Fine tuning Llama 2 walkthrough missing scripts directory error

I’m following the Fine Tuning Llama 2 on Sagemaker walkthrough.

It’s going pretty smooth till it’s time to fit the estimator and I ran into two exceptions.

First is a Create Bucket permission denied error. I added a output_path parameter to the hugging face estimator pointing to my s3 bucket/prefix and it now doesn’t throw that error.

However, I’m not sure if it’s “fixed” since I now get a ValueError for a missing “scripts” directory.

From the tutorial, this is the original estimator

huggingface_estimator = HuggingFace(
    entry_point          = 'run_clm.py',      # train script
    source_dir           = 'scripts',         # directory which includes all the files needed for training
    instance_type        = 'ml.g5.4xlarge',   # instances type used for the training job
    instance_count       = 1,                 # the number of instances used for training
    base_job_name        = job_name,          # the name of the training job
    role                 = role,              # Iam role used in training job to access AWS ressources, e.g. S3
    volume_size          = 300,               # the size of the EBS volume in GB
    transformers_version = '4.28',            # the transformers version used in the training job
    pytorch_version      = '2.0',             # the pytorch_version version used in the training job
    py_version           = 'py310',           # the python version used in the training job
    hyperparameters      =  hyperparameters,  # the hyperparameters passed to the training job
    environment          = { "HUGGINGFACE_HUB_CACHE": "/tmp/.cache" }, # set env variable to cache models in /tmp
)

Updated for the outoutp_path

huggingface_estimator = HuggingFace(
    output_path          = 's3://mybucket/jkyle/sagemaker/output',
    entry_point          = 'run_clm.py',      # train script
    source_dir           = 'scripts',         # directory which includes all the files needed for training
    instance_type        = 'ml.g5.4xlarge',   # instances type used for the training job
    instance_count       = 1,                 # the number of instances used for training
    base_job_name        = job_name,          # the name of the training job
    role                 = role,              # Iam role used in training job to access AWS ressources, e.g. S3
    volume_size          = 300,               # the size of the EBS volume in GB
    transformers_version = '4.28',            # the transformers version used in the training job
    pytorch_version      = '2.0',             # the pytorch_version version used in the training job
    py_version           = 'py310',           # the python version used in the training job
    hyperparameters      =  hyperparameters,  # the hyperparameters passed to the training job
    environment          = { "HUGGINGFACE_HUB_CACHE": "/tmp/.cache" }, # set env variable to cache models in /tmp
)

And the exception

ValueError: No file named "run_clm.py" was found in directory "scripts".

I’m not clear on the root path it’s looking for the scripts path in? Do I need to upload ore create this somewhere?
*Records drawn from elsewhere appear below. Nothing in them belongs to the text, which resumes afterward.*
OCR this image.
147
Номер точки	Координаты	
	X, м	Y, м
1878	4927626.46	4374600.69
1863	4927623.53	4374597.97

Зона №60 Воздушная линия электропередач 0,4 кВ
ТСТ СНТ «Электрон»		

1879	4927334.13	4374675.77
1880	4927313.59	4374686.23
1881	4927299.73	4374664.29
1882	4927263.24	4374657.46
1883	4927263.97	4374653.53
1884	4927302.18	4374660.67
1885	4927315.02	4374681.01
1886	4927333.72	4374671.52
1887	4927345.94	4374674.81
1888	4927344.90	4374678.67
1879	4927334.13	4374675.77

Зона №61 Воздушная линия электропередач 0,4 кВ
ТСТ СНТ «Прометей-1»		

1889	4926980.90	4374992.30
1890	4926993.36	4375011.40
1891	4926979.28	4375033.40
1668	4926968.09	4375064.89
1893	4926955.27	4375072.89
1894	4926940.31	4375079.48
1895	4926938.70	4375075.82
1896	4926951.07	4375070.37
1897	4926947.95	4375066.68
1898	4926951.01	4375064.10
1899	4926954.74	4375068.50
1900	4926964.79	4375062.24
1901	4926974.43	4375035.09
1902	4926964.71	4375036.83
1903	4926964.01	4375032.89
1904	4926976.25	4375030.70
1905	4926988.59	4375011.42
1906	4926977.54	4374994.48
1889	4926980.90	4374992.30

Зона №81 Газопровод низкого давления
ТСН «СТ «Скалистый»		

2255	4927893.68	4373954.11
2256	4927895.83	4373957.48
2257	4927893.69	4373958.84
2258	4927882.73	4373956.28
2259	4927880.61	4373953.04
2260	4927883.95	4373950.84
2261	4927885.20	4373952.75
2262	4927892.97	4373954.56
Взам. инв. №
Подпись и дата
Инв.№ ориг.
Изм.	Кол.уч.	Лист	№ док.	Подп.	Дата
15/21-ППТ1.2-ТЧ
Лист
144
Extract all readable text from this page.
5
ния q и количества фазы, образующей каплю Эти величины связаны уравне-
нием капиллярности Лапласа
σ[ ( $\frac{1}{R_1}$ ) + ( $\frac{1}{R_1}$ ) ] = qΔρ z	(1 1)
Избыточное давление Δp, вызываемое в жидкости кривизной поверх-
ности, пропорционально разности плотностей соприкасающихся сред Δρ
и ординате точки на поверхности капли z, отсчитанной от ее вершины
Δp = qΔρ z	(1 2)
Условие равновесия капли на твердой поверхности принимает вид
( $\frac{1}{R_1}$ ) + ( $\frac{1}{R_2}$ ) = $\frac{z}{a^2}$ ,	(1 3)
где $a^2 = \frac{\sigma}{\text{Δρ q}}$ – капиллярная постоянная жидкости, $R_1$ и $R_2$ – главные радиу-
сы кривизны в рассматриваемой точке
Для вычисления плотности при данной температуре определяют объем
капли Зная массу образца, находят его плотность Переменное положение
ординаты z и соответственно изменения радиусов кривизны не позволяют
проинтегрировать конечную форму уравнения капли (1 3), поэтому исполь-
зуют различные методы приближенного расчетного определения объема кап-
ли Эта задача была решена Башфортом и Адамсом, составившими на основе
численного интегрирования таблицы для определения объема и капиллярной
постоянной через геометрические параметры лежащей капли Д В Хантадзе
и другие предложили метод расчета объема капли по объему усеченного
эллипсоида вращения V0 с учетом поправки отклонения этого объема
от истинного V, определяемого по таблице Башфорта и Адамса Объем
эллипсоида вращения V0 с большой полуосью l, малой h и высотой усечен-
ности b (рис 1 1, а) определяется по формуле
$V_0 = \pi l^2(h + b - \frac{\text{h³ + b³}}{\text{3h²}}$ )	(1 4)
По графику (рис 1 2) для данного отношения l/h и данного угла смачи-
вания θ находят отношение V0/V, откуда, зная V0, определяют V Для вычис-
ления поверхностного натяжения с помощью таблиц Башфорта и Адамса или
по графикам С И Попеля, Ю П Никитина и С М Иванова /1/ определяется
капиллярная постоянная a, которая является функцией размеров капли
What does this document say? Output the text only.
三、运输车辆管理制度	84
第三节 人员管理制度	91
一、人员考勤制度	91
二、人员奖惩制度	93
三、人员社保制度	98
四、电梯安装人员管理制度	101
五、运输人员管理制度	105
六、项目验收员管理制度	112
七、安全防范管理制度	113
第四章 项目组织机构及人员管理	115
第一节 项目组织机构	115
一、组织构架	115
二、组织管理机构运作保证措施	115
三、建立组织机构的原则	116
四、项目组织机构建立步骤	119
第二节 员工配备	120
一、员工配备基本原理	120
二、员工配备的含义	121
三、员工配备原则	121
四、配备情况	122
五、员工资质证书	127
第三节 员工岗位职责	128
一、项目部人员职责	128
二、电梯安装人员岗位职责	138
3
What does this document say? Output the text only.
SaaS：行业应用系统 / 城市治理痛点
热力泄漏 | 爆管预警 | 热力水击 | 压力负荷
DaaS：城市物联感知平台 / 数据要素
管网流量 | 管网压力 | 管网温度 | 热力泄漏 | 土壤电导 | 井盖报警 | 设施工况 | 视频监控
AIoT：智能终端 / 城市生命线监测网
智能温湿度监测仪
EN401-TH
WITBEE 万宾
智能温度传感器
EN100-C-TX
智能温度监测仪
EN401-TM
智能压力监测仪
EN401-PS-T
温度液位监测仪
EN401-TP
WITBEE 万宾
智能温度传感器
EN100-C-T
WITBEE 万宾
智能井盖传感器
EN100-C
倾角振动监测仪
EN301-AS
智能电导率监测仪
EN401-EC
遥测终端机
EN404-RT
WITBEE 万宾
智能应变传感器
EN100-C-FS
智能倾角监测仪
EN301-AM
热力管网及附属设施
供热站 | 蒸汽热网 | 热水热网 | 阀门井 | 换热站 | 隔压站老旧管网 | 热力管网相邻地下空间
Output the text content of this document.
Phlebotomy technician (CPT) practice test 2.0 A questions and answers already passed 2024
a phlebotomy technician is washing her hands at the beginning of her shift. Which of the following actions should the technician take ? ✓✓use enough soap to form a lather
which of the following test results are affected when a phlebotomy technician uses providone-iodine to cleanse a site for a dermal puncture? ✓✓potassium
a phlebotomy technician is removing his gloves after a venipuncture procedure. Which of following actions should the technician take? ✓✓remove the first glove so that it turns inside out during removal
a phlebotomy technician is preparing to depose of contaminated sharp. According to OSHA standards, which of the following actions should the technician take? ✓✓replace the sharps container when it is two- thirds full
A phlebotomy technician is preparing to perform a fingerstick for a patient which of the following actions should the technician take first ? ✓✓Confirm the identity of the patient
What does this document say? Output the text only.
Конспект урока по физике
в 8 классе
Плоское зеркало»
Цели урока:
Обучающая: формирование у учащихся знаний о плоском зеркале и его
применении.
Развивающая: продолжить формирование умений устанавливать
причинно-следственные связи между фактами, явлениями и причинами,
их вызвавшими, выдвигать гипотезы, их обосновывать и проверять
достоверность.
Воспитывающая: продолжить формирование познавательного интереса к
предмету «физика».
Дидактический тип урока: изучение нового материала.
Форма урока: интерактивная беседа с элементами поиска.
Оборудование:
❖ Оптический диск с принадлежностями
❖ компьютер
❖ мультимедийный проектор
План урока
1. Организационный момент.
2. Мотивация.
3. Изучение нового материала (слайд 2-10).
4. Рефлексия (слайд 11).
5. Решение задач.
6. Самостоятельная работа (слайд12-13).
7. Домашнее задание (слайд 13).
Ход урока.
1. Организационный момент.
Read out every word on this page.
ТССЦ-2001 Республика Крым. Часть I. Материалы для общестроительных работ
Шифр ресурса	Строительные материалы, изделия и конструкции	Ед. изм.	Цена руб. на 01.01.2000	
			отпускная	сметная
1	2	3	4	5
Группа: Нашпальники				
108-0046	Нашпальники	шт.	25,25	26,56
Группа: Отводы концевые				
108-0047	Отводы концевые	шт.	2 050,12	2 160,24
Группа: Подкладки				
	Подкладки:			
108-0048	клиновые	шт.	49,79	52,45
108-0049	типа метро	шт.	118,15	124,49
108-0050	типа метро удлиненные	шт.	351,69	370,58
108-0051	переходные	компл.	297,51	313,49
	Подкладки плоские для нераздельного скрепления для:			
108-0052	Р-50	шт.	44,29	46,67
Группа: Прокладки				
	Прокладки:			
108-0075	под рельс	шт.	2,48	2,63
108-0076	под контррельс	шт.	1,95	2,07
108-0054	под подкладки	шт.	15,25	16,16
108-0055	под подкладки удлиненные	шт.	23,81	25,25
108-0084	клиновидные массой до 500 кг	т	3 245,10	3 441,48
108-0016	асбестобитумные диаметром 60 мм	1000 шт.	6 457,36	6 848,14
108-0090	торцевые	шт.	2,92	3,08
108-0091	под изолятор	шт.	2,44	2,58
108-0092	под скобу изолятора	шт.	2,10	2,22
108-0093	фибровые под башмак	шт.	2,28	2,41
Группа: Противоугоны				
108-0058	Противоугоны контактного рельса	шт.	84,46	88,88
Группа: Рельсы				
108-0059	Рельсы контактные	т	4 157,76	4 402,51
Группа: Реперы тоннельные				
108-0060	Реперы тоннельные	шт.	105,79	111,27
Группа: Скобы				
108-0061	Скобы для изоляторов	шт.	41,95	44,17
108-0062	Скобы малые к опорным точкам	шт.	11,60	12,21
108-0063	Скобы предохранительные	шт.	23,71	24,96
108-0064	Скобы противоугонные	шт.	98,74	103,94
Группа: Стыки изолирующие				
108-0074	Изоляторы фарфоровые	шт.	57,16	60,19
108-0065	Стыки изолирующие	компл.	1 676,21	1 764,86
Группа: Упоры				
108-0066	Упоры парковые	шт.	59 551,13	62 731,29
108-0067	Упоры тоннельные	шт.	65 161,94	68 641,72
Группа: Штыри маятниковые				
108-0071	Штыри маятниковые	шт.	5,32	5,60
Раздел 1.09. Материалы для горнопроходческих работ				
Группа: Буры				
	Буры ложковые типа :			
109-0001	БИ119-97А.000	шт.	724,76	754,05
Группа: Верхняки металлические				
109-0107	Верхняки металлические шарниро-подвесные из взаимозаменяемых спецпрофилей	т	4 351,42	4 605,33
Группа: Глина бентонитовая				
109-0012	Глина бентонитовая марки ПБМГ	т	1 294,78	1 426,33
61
Cheers & Thanks for an tips!

@jkyle James, just to check if you were able to get past this ?.
Facing the same issue as well following the same reference
@philschmid

Not yet.

But I haven’t tried (and will next)

  • Create the scripts directory in the same directory as the local notebook I’m running.
  • See if I can copy a scripts directory over to the session. this is a little opaque to me

Did you figure this out yet? I’m facing the same issue too. @philschmid Can you please help with this? Thanks in advance!

Ok I think I missed it - in the article it says the file can be found here: https://github.com/philschmid/sagemaker-huggingface-llama-2-samples/blob/master/training/scripts/run_clm.py

any solution for the same? Facing same error